Computing Headline Scores. After determining the relevant time periods, we now aim to determine the most important headlines for each temporal interval. It is important to mention that it is not a simple concatenation of headlines, as we will only present the most important ones. In order to proceed with this summarization process, we look at each individual term of the headline and compute an aggregated value based on its individual term weight. A fully detailed description of the underlying scientific approach and the evaluation methodology on this particular aspect can be found in our recent work [3].

De-duplication. Finally, we eliminate similar key-phrases based on Levenshtein similarity measure. We specify a threshold where we ignore key-phrases that are more than 80% similar. When comparing a pair of strings we keep the longer one, assuming it carries more information than the shorter version. This threshold is a parameter and can be fine tuned for different cases. For each time interval, we then select the top 20 key-phrases ordered by their relevance. It also is possible to experiment with different methods like Jaccard, Monge-Elkan and Jaro-Winkler. A formal evaluation on this and other parameters are left for future work.

3 Demonstration

Users can interact with our demo either through Conta-me HistóriasFootnote 4 or Tell me StoriesFootnote 5. The former allows users to explore the Portuguese Web Archive [5] through their free-text search API which enable users to explore their archived results from a period that is mostly concentrated on 2010 to the present. To guarantee the plurality and the diversity of the information, we consider news from 24 popular Portuguese media outlets. The latter is built on top of the Signal Media Dataset [4], a one-million news articles collection (mainly English, but also non-English and multi-lingual articles) which were originally collected rom a variety of news sources (such as Reuters) for a period of 1 month (1–30 September 2015).

Our proposed solution can be easily adapted to other scenarios including different kinds of data sources (e.g. social media posts, academic papers, proprietary repository, etc) and languages since it is mostly language independent. This may be understood as an important contribution for anyone interested in having access to a summarized temporal view of their data.

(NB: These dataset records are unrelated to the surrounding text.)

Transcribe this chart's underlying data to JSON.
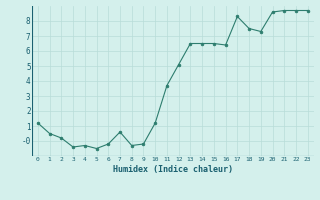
{
  "x": [
    0,
    1,
    2,
    3,
    4,
    5,
    6,
    7,
    8,
    9,
    10,
    11,
    12,
    13,
    14,
    15,
    16,
    17,
    18,
    19,
    20,
    21,
    22,
    23
  ],
  "y": [
    1.2,
    0.5,
    0.2,
    -0.4,
    -0.3,
    -0.5,
    -0.2,
    0.6,
    -0.3,
    -0.2,
    1.2,
    3.7,
    5.1,
    6.5,
    6.5,
    6.5,
    6.4,
    8.3,
    7.5,
    7.3,
    8.6,
    8.7,
    8.7,
    8.7
  ],
  "xlabel": "Humidex (Indice chaleur)",
  "ylim": [
    -1.0,
    9.0
  ],
  "xlim": [
    -0.5,
    23.5
  ],
  "ytick_vals": [
    0,
    1,
    2,
    3,
    4,
    5,
    6,
    7,
    8
  ],
  "ytick_labels": [
    "-0",
    "1",
    "2",
    "3",
    "4",
    "5",
    "6",
    "7",
    "8"
  ],
  "xticks": [
    0,
    1,
    2,
    3,
    4,
    5,
    6,
    7,
    8,
    9,
    10,
    11,
    12,
    13,
    14,
    15,
    16,
    17,
    18,
    19,
    20,
    21,
    22,
    23
  ],
  "line_color": "#2d7d6e",
  "marker_color": "#2d7d6e",
  "bg_color": "#d4f0ec",
  "grid_color": "#b8ddd8",
  "tick_color": "#1a6070",
  "xlabel_color": "#1a6070"
}
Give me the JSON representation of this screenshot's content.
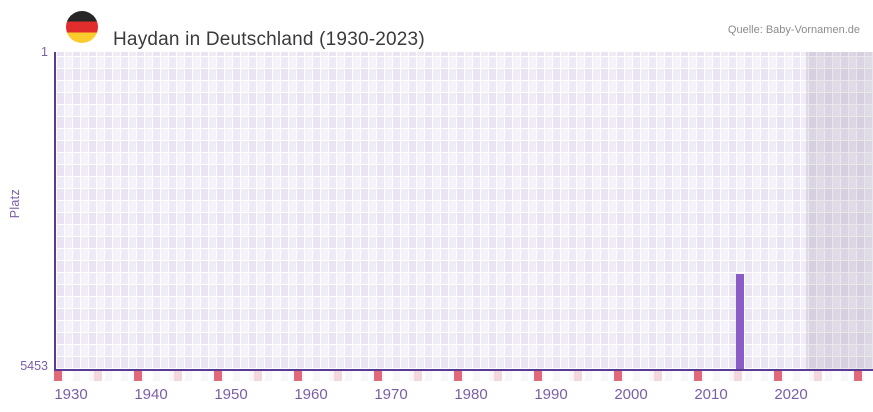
{
  "header": {
    "title": "Haydan in Deutschland (1930-2023)",
    "source": "Quelle: Baby-Vornamen.de",
    "flag_icon": "german-flag-icon",
    "flag_colors": [
      "#262626",
      "#E22D2D",
      "#FCCB2C"
    ]
  },
  "chart_data": {
    "type": "bar",
    "title": "Haydan in Deutschland (1930-2023)",
    "xlabel": "",
    "ylabel": "Platz",
    "x_range": [
      1930,
      2023
    ],
    "y_axis": {
      "top_label": "1",
      "bottom_label": "5453",
      "min": 1,
      "max": 5453,
      "inverted": true
    },
    "x_tick_labels": [
      "1930",
      "1940",
      "1950",
      "1960",
      "1970",
      "1980",
      "1990",
      "2000",
      "2010",
      "2020"
    ],
    "decade_tick_years": [
      1930,
      1940,
      1950,
      1960,
      1970,
      1980,
      1990,
      2000,
      2010,
      2020,
      2030
    ],
    "half_decade_tick_years": [
      1935,
      1945,
      1955,
      1965,
      1975,
      1985,
      1995,
      2005,
      2015,
      2025
    ],
    "series": [
      {
        "name": "Platz",
        "points": [
          {
            "year": 2015,
            "platz": 3800
          }
        ]
      }
    ],
    "no_data_region": {
      "start_year": 2024
    },
    "grid": true,
    "legend": false,
    "colors": {
      "bar": "#8B5CC6",
      "axis": "#5A3C96",
      "tick_decade": "#E0697A",
      "tick_half_decade": "#F2D8DE",
      "labels": "#7B5EA7",
      "plot_bg": "#F5F2FB",
      "no_data_overlay": "rgba(96,85,115,0.14)",
      "title": "#3A3A3A",
      "source": "#8C8C8C"
    }
  }
}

In its current form, users may interact with the system through an interface where several options, including the specification of a query (a free text field) and a time interval (last five, ten, twenty or thirty years) are offered to the users. Below we present the results for the query War at Syria obtained from the Portuguese Web Archive project. The results (which were translated from Portuguese to English) helps us to understand this long-lasting long-lasting conflict, highlighting the most important headlines since 2010, when the first popular protests reached the streets and the news. We can see the brutal repression and the escalation of violence against civilians. Subsequently, that year, a famous journalist died in an attack, other countries got involved in the conflict and news about humanitarian crises appeared. We also confirm events where civilians suffered attacks like the infamous air strike and bombing on a maternity unit. This piece of example illustrates how this kind of tool can help to understand the escalation of violence in Syria, helping users to explore relevant dates, headlines and actors in the story.

From

To

Top headlines

5/2010

7/2011

Syrian officials launch tear gas against protesters

Security forces shoot at protesters

New York Times journalist with the Pulitzer died of an Asthma attack in Syria

8/2011

3/2012

Assad promises elections in February in Syria

US withdraws ambassador from Syria for security reasons

NATO says goodbye to Libya and the world turns to Syria

7/2012

12/2012

Meeting of senior officials in Geneva failed agreement to end violence in Syria

Russia delivers three war helicopters to Syria

Red Cross says Syria is in civil war

7/2016

11/2016

Maternity unit among hospitals bombed in Idlib air strikes

Russian helicopter shot down in Syria.

Turkish army enters Syria

An additional available experimental interfaceFootnote 6 was made available such that interested researchers may experimentally test our demo with several different options, such as deduplication and event detection methods.